Confinement of Fermions in Tachyon Matter at Finite Temperature

TL;DR

This paper introduces a phenomenological model simulating QCD features at finite temperature using fermions in tachyon matter, exploring confinement, phase transitions, and related properties in UV and IR regimes.

Contribution

It presents a novel model combining fermions with a modified Abelian gauge field in tachyon matter to replicate key QCD phenomena at finite temperature.

Findings

Reproduces confinement and deconfinement phases.

Analyzes quark potentials and string tensions.

Explores glueball and gluon properties.

Abstract

We study a phenomenological model that mimics the characteristics of QCD theory at finite temperature.
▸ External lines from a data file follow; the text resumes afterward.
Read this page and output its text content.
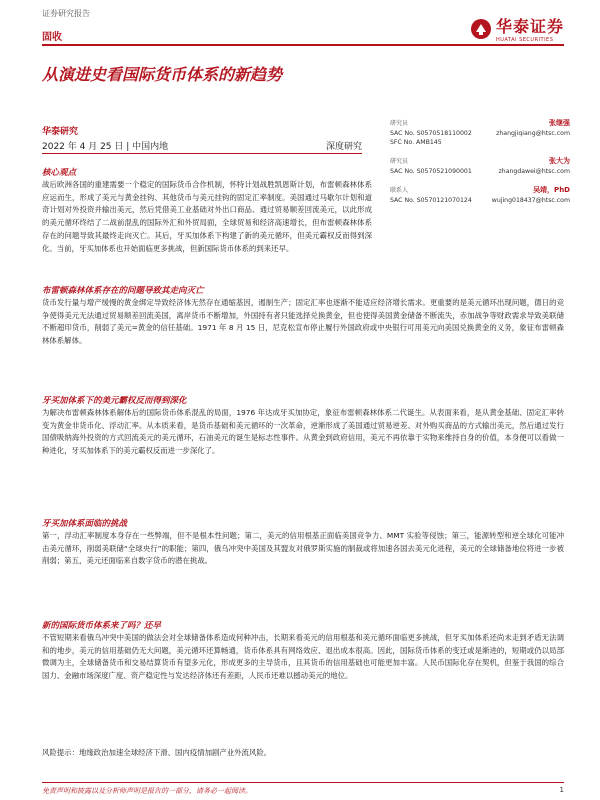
证券研究报告
华泰证券
HUATAI SECURITIES
固收
从演进史看国际货币体系的新趋势
华泰研究
2022 年 4 月 25 日 | 中国内地	深度研究
研究员	张继强
SAC No. S0570518110002	zhangjiqiang@htsc.com
SFC No. AMB145
研究员	张大为
SAC No. S0570521090001	zhangdawei@htsc.com
联系人	吴靖，PhD
SAC No. S0570121070124	wujing018437@htsc.com
核心观点
战后欧洲各国的重建需要一个稳定的国际货币合作机制，怀特计划战胜凯恩斯计划，布雷顿森林体系应运而生，形成了美元与黄金挂钩、其他货币与美元挂钩的固定汇率制度。美国通过马歇尔计划和道奇计划对外投资并输出美元，然后凭借美工业基础对外出口商品、通过贸易顺差回流美元，以此形成的美元循环终结了二战前混乱的国际外汇和外贸局面，全球贸易和经济高速增长，但布雷顿森林体系存在的问题导致其最终走向灭亡。其后，牙买加体系下构建了新的美元循环，但美元霸权反而得到深化。当前，牙买加体系也开始面临更多挑战，但新国际货币体系的到来还早。
布雷顿森林体系存在的问题导致其走向灭亡
货币发行量与增产缓慢的黄金绑定导致经济体无然存在通缩基因，遏制生产；固定汇率也逐渐不能适应经济增长需求。更重要的是美元循环出现问题，德日的竞争使得美元无法通过贸易顺差回流美国，离岸货币不断增加，外国持有者只能选择兑换黄金，但也使得美国黄金储备不断流失，赤加战争等财政需求导致美联储不断超印货币，削弱了美元=黄金的信任基础。1971 年 8 月 15 日，尼克松宣布停止履行外国政府或中央银行可用美元向美国兑换黄金的义务，象征布雷顿森林体系解体。
牙买加体系下的美元霸权反而得到深化
为解决布雷顿森林体系解体后的国际货币体系混乱的局面，1976 年达成牙买加协定，象征布雷顿森林体系二代诞生。从表面来看，是从黄金基础、固定汇率转变为黄金非货币化、浮动汇率。从本质来看，是货币基础和美元循环的一次革命，逆渐形成了美国通过贸易逆差、对外购买商品的方式输出美元，然后通过发行国债吸纳海外投资的方式回流美元的美元循环，石油美元的诞生是标志性事件。从黄金到政府信用，美元不再依靠于实物来维持自身的价值，本身便可以看做一种进化，牙买加体系下的美元霸权反而进一步深化了。
牙买加体系面临的挑战
第一，浮动汇率制度本身存在一些弊端，但不是根本性问题；第二，美元的信用根基正面临美国竞争力、MMT 实验等侵蚀；第三，能源转型和逆全球化可能冲击美元循环，削弱美联储“全球央行”的职能；第四，俄乌冲突中美国及其盟友对俄罗斯实施的制裁或将加速各国去美元化进程，美元的全球储备地位将进一步被削弱；第五，美元还面临来自数字货币的潜在挑战。
新的国际货币体系来了吗？还早
不管短期来看俄乌冲突中美国的做法会对全球储备体系造成何种冲击，长期来看美元的信用根基和美元循环面临更多挑战，但牙买加体系还尚未走到矛盾无法调和的地步，美元的信用基础仍无大问题，美元循环还算畅通，货币体系具有网络效应、退出成本很高。因此，国际货币体系的变迁或是渐进的，短期或仍以局部微调为主，全球储备货币和交易结算货币有望多元化，形成更多的主导货币，且其货币的信用基础也可能更加丰富。人民币国际化存在契机，但鉴于我国的综合国力、金融市场深度广度、资产稳定性与发达经济体还有差距，人民币还难以撼动美元的地位。
风险提示：地缘政治加速全球经济下滑、国内疫情加剧产业外流风险。
免责声明和披露以及分析师声明是报告的一部分，请务必一起阅读。	1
The model involves fermions coupled with a modified Abelian gauge field in a tachyon matter. It reproduces some important QCD features such as, confinement, deconfinement, chiral symmetry and quark-gluon-plasma (QGP) phase transitions. The study may shed light on both light and heavy quark potentials and their string tensions. Flux-tube and Cornell potentials are developed depending on the regime under consideration. Other confining properties such as scalar glueball mass, gluon mass, glueball-meson mixing states, gluon and chiral condensates are exploited as well. The study is focused on two possible regimes, the ultraviolet (UV) and the infrared (IR) regimes.